With the camera in continuous-drive mode when shooting standard JPEGs, we measured a swift capture rate of 3.3fps; the rate increased to 4.2fps in raw mode, as we shot 3 frames in 0.7 second. The buffer depth is where the *ist DL is somewhat skimpy; you can shoot only 5 JPEGs or 3 raw frames in each burst, before waiting a few seconds for the camera to rejuvenate itself. Thus, the *ist DL isn't ideal for shooting sports or animals.
While the earlier *ist DS had an 11-point autofocus system, the *ist DL uses just 3; your choices are limited to wide and spot focus, with the default in the center of the frame. It's relatively easy to autofocus on an off-center subject using the time-honored trick of prefocusing with your subject in the center of the frame, then reframing and shooting, but in practice, it takes a few tries to finesse. The autofocus is also occasionally flustered by moving subjects or high-contrast scenes, occasionally shifting indecisively before simply freezing. On the other hand, the *ist DL performs well in low-light conditions, particularly with flash.
The *ist DL's optical viewfinder uses a pentamirror, as opposed to the *ist DS2's heavier pentaprism, but photographers who prefer to focus manually will still have an easy time using the DL's bright matte-focusing screen. The pentamirror provides a 0.85X magnification showing 95 percent of the frame. The luxuriously large 2.5-inch, 210,000-pixel LCD monitor is handily viewable even at odd angles and in somewhat sunny conditions.
One automatic setting that doesn't always perform well is the auto white balance (AWB); although it's the default, it's not particularly savvy in judging ambient lighting conditions that don't involve direct sunlight or a flash. Test shots on a shady back porch resulted in very blue images using the AWB setting; shots indoors at night under tungsten lights had a strong yellow cast. You'd be better off choosing one of the presets or setting it manually. The results are much more balanced, although there are still slight color casts under artificial light.
The tiny built-in flash gave surprisingly even lighting to a completely darkened room, and it performed well, adding fill flash to portraits taken outdoors in semishaded conditions.

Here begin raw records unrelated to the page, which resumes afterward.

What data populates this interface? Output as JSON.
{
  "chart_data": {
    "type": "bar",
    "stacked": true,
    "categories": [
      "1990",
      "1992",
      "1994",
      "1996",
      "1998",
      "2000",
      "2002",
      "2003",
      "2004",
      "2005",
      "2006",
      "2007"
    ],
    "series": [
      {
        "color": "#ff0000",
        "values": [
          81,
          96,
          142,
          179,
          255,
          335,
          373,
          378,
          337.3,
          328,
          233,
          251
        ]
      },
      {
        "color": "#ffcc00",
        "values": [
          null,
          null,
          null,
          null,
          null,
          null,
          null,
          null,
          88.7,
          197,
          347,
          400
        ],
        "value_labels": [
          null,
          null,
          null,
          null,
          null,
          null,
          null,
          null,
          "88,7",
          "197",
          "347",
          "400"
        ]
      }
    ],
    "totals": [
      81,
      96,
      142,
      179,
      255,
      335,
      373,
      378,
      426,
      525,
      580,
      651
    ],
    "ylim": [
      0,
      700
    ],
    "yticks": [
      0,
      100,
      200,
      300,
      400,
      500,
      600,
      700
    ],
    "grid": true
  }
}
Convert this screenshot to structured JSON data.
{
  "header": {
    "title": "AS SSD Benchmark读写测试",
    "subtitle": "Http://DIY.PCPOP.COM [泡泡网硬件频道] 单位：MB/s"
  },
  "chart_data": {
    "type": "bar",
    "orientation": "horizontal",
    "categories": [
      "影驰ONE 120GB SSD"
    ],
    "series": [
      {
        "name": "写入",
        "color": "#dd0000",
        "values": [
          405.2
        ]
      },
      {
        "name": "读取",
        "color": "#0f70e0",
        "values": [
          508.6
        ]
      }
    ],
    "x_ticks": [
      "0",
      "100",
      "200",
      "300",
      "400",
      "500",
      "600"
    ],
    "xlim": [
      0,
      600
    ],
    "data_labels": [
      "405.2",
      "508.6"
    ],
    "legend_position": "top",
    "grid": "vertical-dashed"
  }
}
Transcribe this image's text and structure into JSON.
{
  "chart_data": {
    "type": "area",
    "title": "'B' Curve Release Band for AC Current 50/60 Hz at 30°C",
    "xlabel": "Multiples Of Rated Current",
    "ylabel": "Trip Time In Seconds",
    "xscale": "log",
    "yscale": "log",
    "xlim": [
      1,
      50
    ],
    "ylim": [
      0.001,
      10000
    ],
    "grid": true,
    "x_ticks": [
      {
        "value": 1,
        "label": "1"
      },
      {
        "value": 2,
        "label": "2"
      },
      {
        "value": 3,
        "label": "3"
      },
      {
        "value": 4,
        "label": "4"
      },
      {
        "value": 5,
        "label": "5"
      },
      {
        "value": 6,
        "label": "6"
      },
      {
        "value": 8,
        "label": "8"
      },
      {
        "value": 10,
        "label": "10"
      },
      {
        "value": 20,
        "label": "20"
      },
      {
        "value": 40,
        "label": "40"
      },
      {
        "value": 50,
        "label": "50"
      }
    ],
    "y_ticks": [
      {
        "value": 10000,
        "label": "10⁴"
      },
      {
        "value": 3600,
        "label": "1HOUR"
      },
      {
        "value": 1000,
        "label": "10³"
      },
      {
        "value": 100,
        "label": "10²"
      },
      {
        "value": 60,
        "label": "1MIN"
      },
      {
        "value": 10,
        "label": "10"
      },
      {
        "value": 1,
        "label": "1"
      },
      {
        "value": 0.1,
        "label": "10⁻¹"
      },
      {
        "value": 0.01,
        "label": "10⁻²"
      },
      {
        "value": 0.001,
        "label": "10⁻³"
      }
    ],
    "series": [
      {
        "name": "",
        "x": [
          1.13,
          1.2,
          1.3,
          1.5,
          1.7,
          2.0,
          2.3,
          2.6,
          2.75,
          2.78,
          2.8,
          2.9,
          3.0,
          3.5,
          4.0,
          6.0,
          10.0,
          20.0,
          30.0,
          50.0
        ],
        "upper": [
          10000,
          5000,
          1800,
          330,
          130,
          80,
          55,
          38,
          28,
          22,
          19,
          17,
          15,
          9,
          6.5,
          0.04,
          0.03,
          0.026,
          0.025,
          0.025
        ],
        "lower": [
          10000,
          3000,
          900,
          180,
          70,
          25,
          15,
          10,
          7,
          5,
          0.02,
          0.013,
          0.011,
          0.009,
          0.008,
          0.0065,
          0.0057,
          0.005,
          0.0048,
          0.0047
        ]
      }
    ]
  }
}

|Raw shot-to-shot time||Typical shot-to-shot time||Shutter lag (dim light)||Time to first shot||Shutter lag (typical)|
Our test images are clean and mostly noise-free with ISO 200 and ISO 400. A handful of colorful speckles show up at ISO 800, but even at ISO 1,600, the grain isn't totally distracting. ISO 3,200 is another story, but it's a setting most users are unlikely to use except in extreme situations.
Slight and unnaturally colored halos showed up around some subjects, particularly those in strong natural light. The ones we encountered were unlikely to be prominent at print sizes smaller than 11x14.